The Sounds' Maja Ivarsson: "You Never Really Grow Up, Being in a Band"
Winning over American crowds can sometimes be tough for foreign rock bands.
But Swedish group The Sounds has always enjoyed an easy, reciprocal relationship with U.S. fans.
"In Sweden, we have a little bit of a different crowd," lead singer Maja Ivarsson explains. "Over here in America, though, we've also had such a loyal and great fanbase for such a long time. We love America."
Last fall, with the release of Weekend, their fifth studio album, Ivarsson and The Sounds delivered yet another in a decade-and-a-half-long string of records that have consistently pleased American admirers.
"We did a lot more preproduction on this album, where we actually started to rehearse the songs before we recorded them, which is something you basically only really do for your first album," the singer says.

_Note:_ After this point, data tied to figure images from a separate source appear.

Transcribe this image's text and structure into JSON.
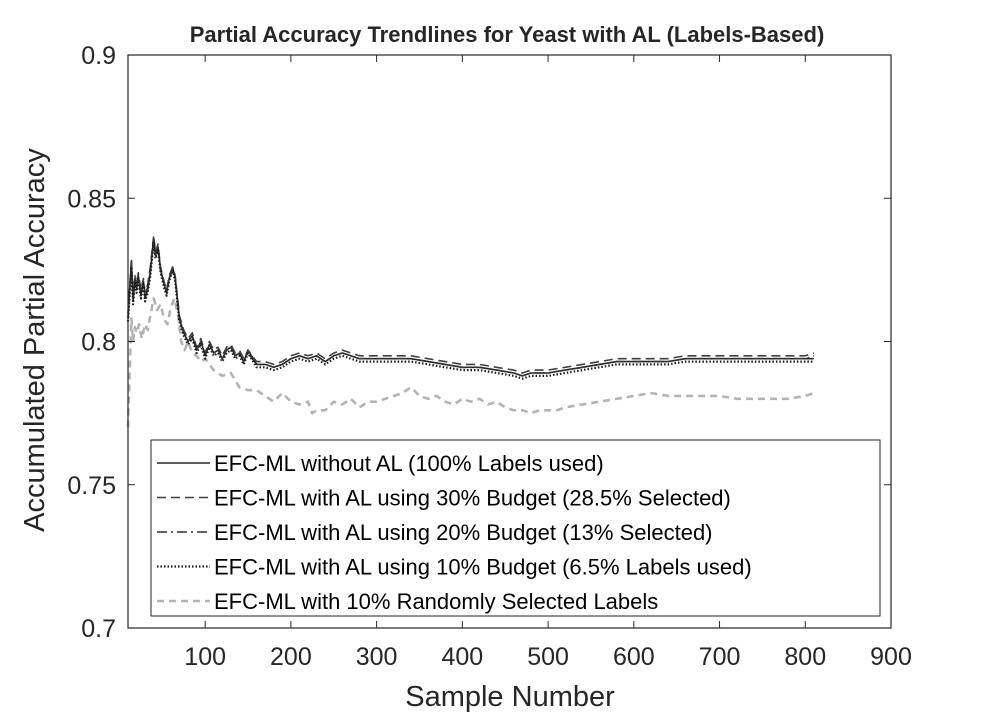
{
  "chart_data": {
    "type": "line",
    "title": "Partial Accuracy Trendlines for Yeast with AL (Labels-Based)",
    "xlabel": "Sample Number",
    "ylabel": "Accumulated Partial Accuracy",
    "xlim": [
      10,
      900
    ],
    "ylim": [
      0.7,
      0.9
    ],
    "xticks": [
      100,
      200,
      300,
      400,
      500,
      600,
      700,
      800,
      900
    ],
    "xtick_labels": [
      "100",
      "200",
      "300",
      "400",
      "500",
      "600",
      "700",
      "800",
      "900"
    ],
    "yticks": [
      0.7,
      0.75,
      0.8,
      0.85,
      0.9
    ],
    "ytick_labels": [
      "0.7",
      "0.75",
      "0.8",
      "0.85",
      "0.9"
    ],
    "grid": false,
    "legend_position": "bottom-left",
    "series": [
      {
        "name": "EFC-ML without AL (100% Labels used)",
        "color": "#262626",
        "style": "solid",
        "x": [
          10,
          14,
          16,
          18,
          20,
          22,
          25,
          28,
          30,
          33,
          36,
          40,
          42,
          45,
          48,
          52,
          55,
          58,
          62,
          65,
          70,
          75,
          80,
          85,
          90,
          95,
          100,
          105,
          110,
          115,
          120,
          125,
          130,
          135,
          140,
          145,
          150,
          160,
          170,
          180,
          190,
          200,
          210,
          220,
          230,
          240,
          250,
          260,
          270,
          280,
          300,
          320,
          340,
          360,
          380,
          400,
          420,
          440,
          460,
          470,
          480,
          490,
          500,
          520,
          540,
          560,
          580,
          600,
          620,
          640,
          660,
          680,
          700,
          720,
          740,
          760,
          780,
          800,
          810
        ],
        "y": [
          0.808,
          0.827,
          0.814,
          0.822,
          0.818,
          0.823,
          0.816,
          0.821,
          0.815,
          0.818,
          0.824,
          0.836,
          0.83,
          0.833,
          0.825,
          0.82,
          0.817,
          0.822,
          0.826,
          0.822,
          0.808,
          0.803,
          0.8,
          0.802,
          0.797,
          0.8,
          0.795,
          0.799,
          0.796,
          0.797,
          0.794,
          0.797,
          0.798,
          0.795,
          0.796,
          0.793,
          0.797,
          0.792,
          0.792,
          0.791,
          0.792,
          0.794,
          0.795,
          0.794,
          0.795,
          0.793,
          0.795,
          0.796,
          0.795,
          0.794,
          0.794,
          0.794,
          0.794,
          0.793,
          0.792,
          0.791,
          0.791,
          0.79,
          0.789,
          0.788,
          0.789,
          0.789,
          0.789,
          0.79,
          0.791,
          0.792,
          0.793,
          0.793,
          0.793,
          0.793,
          0.794,
          0.794,
          0.794,
          0.794,
          0.794,
          0.794,
          0.794,
          0.794,
          0.794
        ]
      },
      {
        "name": "EFC-ML with AL using 30% Budget (28.5% Selected)",
        "color": "#404040",
        "style": "dashed",
        "x": [
          10,
          14,
          16,
          18,
          20,
          22,
          25,
          28,
          30,
          33,
          36,
          40,
          42,
          45,
          48,
          52,
          55,
          58,
          62,
          65,
          70,
          75,
          80,
          85,
          90,
          95,
          100,
          105,
          110,
          115,
          120,
          125,
          130,
          135,
          140,
          145,
          150,
          160,
          170,
          180,
          190,
          200,
          210,
          220,
          230,
          240,
          250,
          260,
          270,
          280,
          300,
          320,
          340,
          360,
          380,
          400,
          420,
          440,
          460,
          470,
          480,
          490,
          500,
          520,
          540,
          560,
          580,
          600,
          620,
          640,
          660,
          680,
          700,
          720,
          740,
          760,
          780,
          800,
          810
        ],
        "y": [
          0.81,
          0.829,
          0.816,
          0.823,
          0.82,
          0.824,
          0.818,
          0.822,
          0.817,
          0.82,
          0.826,
          0.837,
          0.831,
          0.834,
          0.826,
          0.821,
          0.818,
          0.823,
          0.826,
          0.823,
          0.809,
          0.804,
          0.801,
          0.803,
          0.798,
          0.801,
          0.796,
          0.8,
          0.797,
          0.798,
          0.795,
          0.798,
          0.799,
          0.796,
          0.797,
          0.794,
          0.797,
          0.793,
          0.793,
          0.792,
          0.793,
          0.795,
          0.796,
          0.795,
          0.796,
          0.794,
          0.796,
          0.797,
          0.796,
          0.795,
          0.795,
          0.795,
          0.795,
          0.794,
          0.793,
          0.792,
          0.792,
          0.791,
          0.79,
          0.789,
          0.79,
          0.79,
          0.79,
          0.791,
          0.792,
          0.793,
          0.794,
          0.794,
          0.794,
          0.794,
          0.795,
          0.795,
          0.795,
          0.795,
          0.795,
          0.795,
          0.795,
          0.795,
          0.796
        ]
      },
      {
        "name": "EFC-ML with AL using 20% Budget (13% Selected)",
        "color": "#333333",
        "style": "dashdot",
        "x": [
          10,
          14,
          16,
          18,
          20,
          22,
          25,
          28,
          30,
          33,
          36,
          40,
          42,
          45,
          48,
          52,
          55,
          58,
          62,
          65,
          70,
          75,
          80,
          85,
          90,
          95,
          100,
          105,
          110,
          115,
          120,
          125,
          130,
          135,
          140,
          145,
          150,
          160,
          170,
          180,
          190,
          200,
          210,
          220,
          230,
          240,
          250,
          260,
          270,
          280,
          300,
          320,
          340,
          360,
          380,
          400,
          420,
          440,
          460,
          470,
          480,
          490,
          500,
          520,
          540,
          560,
          580,
          600,
          620,
          640,
          660,
          680,
          700,
          720,
          740,
          760,
          780,
          800,
          810
        ],
        "y": [
          0.809,
          0.828,
          0.815,
          0.822,
          0.819,
          0.823,
          0.817,
          0.821,
          0.816,
          0.819,
          0.825,
          0.836,
          0.83,
          0.833,
          0.825,
          0.82,
          0.817,
          0.822,
          0.825,
          0.822,
          0.808,
          0.803,
          0.8,
          0.802,
          0.797,
          0.8,
          0.795,
          0.799,
          0.796,
          0.797,
          0.794,
          0.797,
          0.798,
          0.795,
          0.796,
          0.793,
          0.796,
          0.792,
          0.792,
          0.791,
          0.792,
          0.794,
          0.795,
          0.794,
          0.795,
          0.793,
          0.795,
          0.796,
          0.795,
          0.794,
          0.794,
          0.794,
          0.794,
          0.793,
          0.792,
          0.791,
          0.791,
          0.79,
          0.789,
          0.788,
          0.789,
          0.789,
          0.789,
          0.79,
          0.791,
          0.792,
          0.793,
          0.793,
          0.793,
          0.793,
          0.794,
          0.794,
          0.794,
          0.794,
          0.794,
          0.794,
          0.794,
          0.794,
          0.795
        ]
      },
      {
        "name": "EFC-ML with AL using 10% Budget (6.5% Labels used)",
        "color": "#1a1a1a",
        "style": "dotted",
        "x": [
          10,
          14,
          16,
          18,
          20,
          22,
          25,
          28,
          30,
          33,
          36,
          40,
          42,
          45,
          48,
          52,
          55,
          58,
          62,
          65,
          70,
          75,
          80,
          85,
          90,
          95,
          100,
          105,
          110,
          115,
          120,
          125,
          130,
          135,
          140,
          145,
          150,
          160,
          170,
          180,
          190,
          200,
          210,
          220,
          230,
          240,
          250,
          260,
          270,
          280,
          300,
          320,
          340,
          360,
          380,
          400,
          420,
          440,
          460,
          470,
          480,
          490,
          500,
          520,
          540,
          560,
          580,
          600,
          620,
          640,
          660,
          680,
          700,
          720,
          740,
          760,
          780,
          800,
          810
        ],
        "y": [
          0.807,
          0.826,
          0.813,
          0.821,
          0.817,
          0.822,
          0.815,
          0.82,
          0.814,
          0.817,
          0.823,
          0.835,
          0.829,
          0.832,
          0.824,
          0.819,
          0.816,
          0.821,
          0.825,
          0.821,
          0.807,
          0.802,
          0.799,
          0.801,
          0.796,
          0.799,
          0.794,
          0.798,
          0.795,
          0.796,
          0.793,
          0.796,
          0.797,
          0.794,
          0.795,
          0.792,
          0.796,
          0.791,
          0.791,
          0.79,
          0.791,
          0.793,
          0.794,
          0.793,
          0.794,
          0.792,
          0.794,
          0.795,
          0.794,
          0.793,
          0.793,
          0.793,
          0.793,
          0.792,
          0.791,
          0.79,
          0.79,
          0.789,
          0.788,
          0.787,
          0.788,
          0.788,
          0.788,
          0.789,
          0.79,
          0.791,
          0.792,
          0.792,
          0.792,
          0.792,
          0.793,
          0.793,
          0.793,
          0.793,
          0.793,
          0.793,
          0.793,
          0.793,
          0.793
        ]
      },
      {
        "name": "EFC-ML with 10% Randomly Selected Labels",
        "color": "#b3b3b3",
        "style": "dashed",
        "x": [
          10,
          12,
          14,
          16,
          18,
          20,
          23,
          26,
          30,
          33,
          36,
          40,
          44,
          48,
          52,
          56,
          60,
          64,
          68,
          72,
          76,
          80,
          85,
          90,
          95,
          100,
          110,
          120,
          130,
          140,
          150,
          160,
          170,
          180,
          190,
          200,
          210,
          220,
          225,
          230,
          240,
          250,
          260,
          270,
          280,
          290,
          300,
          310,
          320,
          330,
          340,
          350,
          360,
          370,
          380,
          390,
          400,
          410,
          420,
          430,
          440,
          450,
          460,
          470,
          480,
          490,
          500,
          510,
          520,
          540,
          560,
          580,
          600,
          620,
          640,
          660,
          680,
          700,
          720,
          740,
          760,
          780,
          800,
          810
        ],
        "y": [
          0.77,
          0.79,
          0.808,
          0.8,
          0.805,
          0.803,
          0.806,
          0.801,
          0.806,
          0.804,
          0.809,
          0.815,
          0.811,
          0.813,
          0.808,
          0.806,
          0.812,
          0.815,
          0.81,
          0.8,
          0.797,
          0.8,
          0.796,
          0.795,
          0.793,
          0.794,
          0.79,
          0.788,
          0.789,
          0.784,
          0.783,
          0.783,
          0.781,
          0.779,
          0.782,
          0.779,
          0.778,
          0.779,
          0.775,
          0.776,
          0.776,
          0.779,
          0.778,
          0.78,
          0.777,
          0.779,
          0.779,
          0.78,
          0.781,
          0.782,
          0.784,
          0.781,
          0.78,
          0.781,
          0.779,
          0.778,
          0.78,
          0.779,
          0.78,
          0.778,
          0.779,
          0.777,
          0.776,
          0.776,
          0.775,
          0.776,
          0.776,
          0.776,
          0.777,
          0.778,
          0.779,
          0.78,
          0.781,
          0.782,
          0.781,
          0.781,
          0.781,
          0.781,
          0.78,
          0.78,
          0.78,
          0.78,
          0.781,
          0.782
        ]
      }
    ]
  }
}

"But we really never sat down to discuss it and say to ourselves, 'What is this going to sound like?' We just started writing sounds and realized it was starting to go in this direction or another direction."
The 11-track release is quite dance friendly, though it still broods, veering from energizing drum dynamics to folky guitar plucks and emotionally charged lyrics. In many ways, it sounds like the work of a New Wave pop band that's finally achieved absolute sonic maturity and a stable group dynamic after 16 years together.
"We don't really analyze ourselves like that, but I guess we've been a band for a really long time and there's a reason to why we are still together," Ivarsson says.
"Over the years, we've kind of learned how to respect each other a little bit more, but then I think that comes with age as well. Of course, there's always arguments and stuff, otherwise it would be really unhealthy. But then again, it's never been an issue for us."